Gesellschaft:

Horst Arnold - ein bitterer Nachruf

Exemplarische Abrechnung mit der Gleichstellungsideologie der letzten 10 Jahre

horst-arnold

Der Gymnasiallehrer Horst Arnold musste für 5 Jahre hinter Gitter, weil seine Kollegin behauptet hatte, sie sei von ihm in der großen Pause im Biologievorbereitungsraum rektal vergewaltigt worden. Es stand Aussage gegen Aussage. Warum sollte sie so etwas behaupten?

Sicher ist so ein Verfahren wegen Vergewaltigung kein einfacher Weg für die Opfer. Trotzdem werden manche Frauen kriminell, um für sich selber Vorteile zu bekommen. So auch die Kollegin von Horst Arnold, denn ganz offensichtlich wollte die Biolehrerin ihren Konkurrenten aus dem Arbeitsleben beseitigen und zerstörte so seine Existenz. Schon 2001 gab es reichlich Fragen zur Glaubwürdigkeit des Opfers. Das Gericht interpretierte diese Lügen als traumatisierte Wahrnehmungsstörung.
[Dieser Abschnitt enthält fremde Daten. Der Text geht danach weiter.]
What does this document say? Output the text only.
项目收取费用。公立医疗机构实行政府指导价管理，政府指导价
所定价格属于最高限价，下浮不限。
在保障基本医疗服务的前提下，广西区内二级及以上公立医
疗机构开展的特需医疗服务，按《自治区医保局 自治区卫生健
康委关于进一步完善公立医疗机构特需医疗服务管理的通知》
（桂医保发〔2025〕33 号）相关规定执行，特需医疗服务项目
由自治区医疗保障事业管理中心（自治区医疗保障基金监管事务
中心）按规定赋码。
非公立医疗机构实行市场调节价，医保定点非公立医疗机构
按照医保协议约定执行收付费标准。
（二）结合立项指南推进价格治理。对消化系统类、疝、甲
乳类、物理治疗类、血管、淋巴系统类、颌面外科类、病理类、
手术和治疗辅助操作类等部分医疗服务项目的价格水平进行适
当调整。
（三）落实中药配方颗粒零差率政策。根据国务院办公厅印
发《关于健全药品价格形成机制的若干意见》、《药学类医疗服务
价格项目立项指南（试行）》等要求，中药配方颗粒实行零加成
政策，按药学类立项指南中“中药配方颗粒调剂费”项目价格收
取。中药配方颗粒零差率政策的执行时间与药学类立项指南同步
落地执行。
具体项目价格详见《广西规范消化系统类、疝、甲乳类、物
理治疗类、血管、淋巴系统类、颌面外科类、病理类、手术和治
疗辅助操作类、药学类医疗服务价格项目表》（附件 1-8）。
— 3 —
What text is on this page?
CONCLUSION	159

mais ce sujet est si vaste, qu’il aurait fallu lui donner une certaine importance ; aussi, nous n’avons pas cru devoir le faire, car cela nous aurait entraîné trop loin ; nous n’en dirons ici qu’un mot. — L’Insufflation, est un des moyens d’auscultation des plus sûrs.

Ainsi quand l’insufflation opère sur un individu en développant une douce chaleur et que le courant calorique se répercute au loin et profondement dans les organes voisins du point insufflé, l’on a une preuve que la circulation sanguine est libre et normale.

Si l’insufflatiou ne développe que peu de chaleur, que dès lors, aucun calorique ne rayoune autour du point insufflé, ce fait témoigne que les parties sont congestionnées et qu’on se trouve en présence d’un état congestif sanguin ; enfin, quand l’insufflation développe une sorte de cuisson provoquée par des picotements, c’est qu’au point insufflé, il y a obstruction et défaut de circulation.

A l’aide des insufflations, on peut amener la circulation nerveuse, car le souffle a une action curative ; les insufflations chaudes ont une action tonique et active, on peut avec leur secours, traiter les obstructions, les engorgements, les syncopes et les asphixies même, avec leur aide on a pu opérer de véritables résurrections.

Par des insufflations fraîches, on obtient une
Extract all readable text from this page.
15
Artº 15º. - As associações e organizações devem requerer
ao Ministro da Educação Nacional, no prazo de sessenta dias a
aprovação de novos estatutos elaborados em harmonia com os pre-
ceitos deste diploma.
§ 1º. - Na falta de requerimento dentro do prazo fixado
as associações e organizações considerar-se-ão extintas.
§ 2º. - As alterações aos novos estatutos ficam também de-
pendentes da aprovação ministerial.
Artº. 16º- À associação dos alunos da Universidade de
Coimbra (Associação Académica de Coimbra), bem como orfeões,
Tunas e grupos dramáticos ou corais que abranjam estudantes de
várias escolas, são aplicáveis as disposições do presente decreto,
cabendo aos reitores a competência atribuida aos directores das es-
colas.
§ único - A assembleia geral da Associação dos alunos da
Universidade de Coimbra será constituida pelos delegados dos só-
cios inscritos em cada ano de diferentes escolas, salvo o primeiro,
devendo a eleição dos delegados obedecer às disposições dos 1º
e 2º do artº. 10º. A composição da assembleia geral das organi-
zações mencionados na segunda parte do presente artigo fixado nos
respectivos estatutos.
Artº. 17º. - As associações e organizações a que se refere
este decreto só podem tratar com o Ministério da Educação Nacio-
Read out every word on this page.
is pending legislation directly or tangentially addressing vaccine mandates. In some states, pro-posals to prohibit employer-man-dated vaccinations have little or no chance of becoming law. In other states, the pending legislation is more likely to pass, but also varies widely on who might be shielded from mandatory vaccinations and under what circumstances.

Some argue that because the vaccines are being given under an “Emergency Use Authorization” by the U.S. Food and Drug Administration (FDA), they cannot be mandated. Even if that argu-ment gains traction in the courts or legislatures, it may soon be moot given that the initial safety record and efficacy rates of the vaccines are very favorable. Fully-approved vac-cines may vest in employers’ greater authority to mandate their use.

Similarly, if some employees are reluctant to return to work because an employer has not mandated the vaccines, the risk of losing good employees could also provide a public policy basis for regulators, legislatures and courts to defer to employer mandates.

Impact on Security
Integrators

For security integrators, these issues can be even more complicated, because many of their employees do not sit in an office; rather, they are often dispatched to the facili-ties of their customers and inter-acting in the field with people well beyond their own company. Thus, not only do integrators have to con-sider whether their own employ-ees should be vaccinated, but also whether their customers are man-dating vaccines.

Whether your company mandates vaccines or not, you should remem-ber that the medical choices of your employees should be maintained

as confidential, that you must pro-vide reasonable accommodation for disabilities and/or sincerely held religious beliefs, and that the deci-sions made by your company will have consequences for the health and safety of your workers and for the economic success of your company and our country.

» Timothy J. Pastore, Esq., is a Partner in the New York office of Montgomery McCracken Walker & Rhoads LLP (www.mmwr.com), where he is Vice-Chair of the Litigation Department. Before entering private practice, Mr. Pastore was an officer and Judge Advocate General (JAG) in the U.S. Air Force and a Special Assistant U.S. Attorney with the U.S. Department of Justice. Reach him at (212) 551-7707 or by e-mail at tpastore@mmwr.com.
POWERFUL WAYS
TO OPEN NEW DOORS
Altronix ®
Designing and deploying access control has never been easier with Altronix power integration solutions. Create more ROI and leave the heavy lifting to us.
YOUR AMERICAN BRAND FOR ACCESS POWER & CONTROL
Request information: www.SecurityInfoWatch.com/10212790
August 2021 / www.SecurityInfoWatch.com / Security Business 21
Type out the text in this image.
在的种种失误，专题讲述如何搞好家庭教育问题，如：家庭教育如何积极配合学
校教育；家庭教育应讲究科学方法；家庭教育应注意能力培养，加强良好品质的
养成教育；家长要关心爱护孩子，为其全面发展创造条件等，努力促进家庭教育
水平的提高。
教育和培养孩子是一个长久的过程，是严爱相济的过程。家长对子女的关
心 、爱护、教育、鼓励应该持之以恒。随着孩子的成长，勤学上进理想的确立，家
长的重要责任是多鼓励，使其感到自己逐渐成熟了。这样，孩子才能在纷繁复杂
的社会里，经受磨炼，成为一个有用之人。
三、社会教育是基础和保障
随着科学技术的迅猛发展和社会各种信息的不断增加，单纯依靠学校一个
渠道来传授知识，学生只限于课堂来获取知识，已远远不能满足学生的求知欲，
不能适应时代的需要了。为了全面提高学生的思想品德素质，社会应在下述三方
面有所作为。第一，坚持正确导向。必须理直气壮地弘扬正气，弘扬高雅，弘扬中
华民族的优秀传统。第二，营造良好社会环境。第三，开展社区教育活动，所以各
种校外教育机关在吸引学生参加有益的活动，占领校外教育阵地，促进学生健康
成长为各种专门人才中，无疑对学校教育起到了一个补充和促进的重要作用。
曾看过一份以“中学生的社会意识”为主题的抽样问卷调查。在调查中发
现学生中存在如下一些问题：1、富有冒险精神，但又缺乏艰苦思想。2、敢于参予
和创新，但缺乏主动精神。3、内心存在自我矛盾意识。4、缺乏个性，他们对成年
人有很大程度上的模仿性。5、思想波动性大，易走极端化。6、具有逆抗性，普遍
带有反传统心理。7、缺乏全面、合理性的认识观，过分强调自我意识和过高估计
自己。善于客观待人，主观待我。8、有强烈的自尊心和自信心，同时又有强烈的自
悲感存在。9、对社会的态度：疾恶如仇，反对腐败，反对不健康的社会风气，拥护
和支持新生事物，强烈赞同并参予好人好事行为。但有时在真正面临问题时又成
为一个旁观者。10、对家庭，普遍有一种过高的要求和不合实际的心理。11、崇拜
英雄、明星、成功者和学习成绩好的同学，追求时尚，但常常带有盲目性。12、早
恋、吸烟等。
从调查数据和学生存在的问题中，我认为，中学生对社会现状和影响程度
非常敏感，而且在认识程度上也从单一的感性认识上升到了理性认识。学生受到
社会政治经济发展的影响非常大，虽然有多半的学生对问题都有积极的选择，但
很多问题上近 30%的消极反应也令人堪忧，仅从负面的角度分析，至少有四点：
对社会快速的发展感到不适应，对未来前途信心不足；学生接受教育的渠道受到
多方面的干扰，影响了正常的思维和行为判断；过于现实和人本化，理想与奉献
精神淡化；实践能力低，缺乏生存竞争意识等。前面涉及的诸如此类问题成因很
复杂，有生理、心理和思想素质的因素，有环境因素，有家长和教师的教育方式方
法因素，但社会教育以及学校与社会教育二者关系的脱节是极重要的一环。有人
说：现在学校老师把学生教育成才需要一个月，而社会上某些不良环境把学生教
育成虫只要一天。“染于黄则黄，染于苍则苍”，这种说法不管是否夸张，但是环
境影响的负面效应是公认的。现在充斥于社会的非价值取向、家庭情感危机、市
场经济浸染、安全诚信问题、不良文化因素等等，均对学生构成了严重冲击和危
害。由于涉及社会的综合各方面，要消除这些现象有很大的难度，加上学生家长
Der Fall passte seinerzeit in das politische Propagandamuster der Bundesministerinnen Bergmann und Schmidt. Das BMFSFJ legte 2003 eine Studie zur Gewalt an Frauen vor. Ergebnis war, dass jede 3. Frau Opfer von Gewalt sei. Dies mündete in den Slogan: Männer sind Gewalttäter und Frauen die Opfer. Eine wissenschaftliche Studie zur Situation der Gewalterfahrung von Männern wurde lediglich als Pilotprojekt in Auftrag gegeben, welches keine repräsentativen Aussagen möglich machte. Unabhängig von den wissenschaftlichen Erkenntnissen oder Ausblendungen gab es schon einige Jahre vorher eine Kampagne: Gegen Gewalt gegen Frauen. Ein ganzes Netzwerk von Frauen- und Gleichstellungsbeauftragten war mit der Verbreitung dieser Botschaft beschäftigt: Frauen sind Opfer durch gewalttätige Männer.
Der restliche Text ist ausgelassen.